I visited Putney Music to discuss my work, illustrated by recordings, with Tom Hutchinson. It was a pleasant, almost therapeutic experience to listen to the earliest classical music I can remember (eg Bach’s Magnificat in D, from my dad’s record collection) in the company of Tom, an exemplary all-round musician, and a very friendly group of listeners who brought up musical topics ranging from Pierre Boulez to the viola d’amore.
Putney Music is in effect a ‘gramophone society’, albeit a rather grand one, founded in 1950. Whenever we discussed a historical figure, Colin Davis for instance, someone would say ‘he addressed the Society in 1956…’ You might think that institutions like this belong in the Ark in the present age of bluetoothed downloads, and it conjured up the memory of an aunty of mine who was a denizen of the Nairn Gramophone Society in Kirkcaldy, founded by a big factory in the town for their employees in wartime. (I was delighted to see that they too are still going strong under the name of Kirkcaldy RMS). It’s a convivial way to focus on music without the pressures of the live musical environment where so many things can go wrong. And, compared with all those bluetoothed downloads on your phone, you do really listen properly to ‘gramophone records’.

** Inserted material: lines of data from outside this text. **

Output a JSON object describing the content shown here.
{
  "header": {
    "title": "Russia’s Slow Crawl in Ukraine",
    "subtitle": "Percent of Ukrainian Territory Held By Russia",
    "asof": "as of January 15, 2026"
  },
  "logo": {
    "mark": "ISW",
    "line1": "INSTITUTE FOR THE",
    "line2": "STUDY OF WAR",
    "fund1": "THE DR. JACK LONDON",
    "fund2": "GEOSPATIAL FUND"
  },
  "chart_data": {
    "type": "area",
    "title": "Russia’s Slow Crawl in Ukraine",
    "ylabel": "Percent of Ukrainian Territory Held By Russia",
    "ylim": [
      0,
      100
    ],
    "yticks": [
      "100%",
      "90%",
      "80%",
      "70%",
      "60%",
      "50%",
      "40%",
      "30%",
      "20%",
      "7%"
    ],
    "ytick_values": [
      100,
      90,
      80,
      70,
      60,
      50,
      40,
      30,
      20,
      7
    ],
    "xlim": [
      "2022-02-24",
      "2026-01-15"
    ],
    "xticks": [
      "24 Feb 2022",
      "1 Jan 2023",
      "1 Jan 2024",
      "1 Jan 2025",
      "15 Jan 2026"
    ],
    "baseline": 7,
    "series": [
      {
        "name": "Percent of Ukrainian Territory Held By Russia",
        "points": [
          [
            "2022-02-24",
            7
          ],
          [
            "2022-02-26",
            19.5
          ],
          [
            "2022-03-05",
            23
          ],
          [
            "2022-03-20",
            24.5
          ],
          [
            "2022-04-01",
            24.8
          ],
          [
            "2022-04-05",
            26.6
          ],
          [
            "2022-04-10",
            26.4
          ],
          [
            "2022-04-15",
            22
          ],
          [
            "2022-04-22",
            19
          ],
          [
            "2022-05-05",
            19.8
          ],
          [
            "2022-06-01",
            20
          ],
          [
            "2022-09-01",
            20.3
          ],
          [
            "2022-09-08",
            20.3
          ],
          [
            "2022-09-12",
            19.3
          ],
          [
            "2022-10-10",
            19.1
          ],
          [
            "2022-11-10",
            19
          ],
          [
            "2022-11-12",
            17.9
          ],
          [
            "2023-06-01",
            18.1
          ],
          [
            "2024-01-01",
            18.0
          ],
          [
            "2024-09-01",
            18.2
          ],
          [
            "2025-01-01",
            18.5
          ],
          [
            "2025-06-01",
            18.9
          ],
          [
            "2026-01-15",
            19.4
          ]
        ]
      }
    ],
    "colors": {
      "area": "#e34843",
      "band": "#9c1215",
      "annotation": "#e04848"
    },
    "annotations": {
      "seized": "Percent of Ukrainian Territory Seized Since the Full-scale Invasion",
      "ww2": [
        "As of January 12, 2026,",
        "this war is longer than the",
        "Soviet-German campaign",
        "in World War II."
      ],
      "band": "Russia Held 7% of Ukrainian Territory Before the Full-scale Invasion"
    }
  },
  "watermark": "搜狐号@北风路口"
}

I was working in Glasgow this week, and had to ‘commute’ to Putney, with fogged-out airports and a DLR strike making this a bit more complicated than expected. My photo shows part of my amended journey across the Thames on the Woolwich Ferry. A literary friend pointed out: ‘in Charles Dickens’ time you could have hired a riverman to row you directly from Silvertown to Putney’.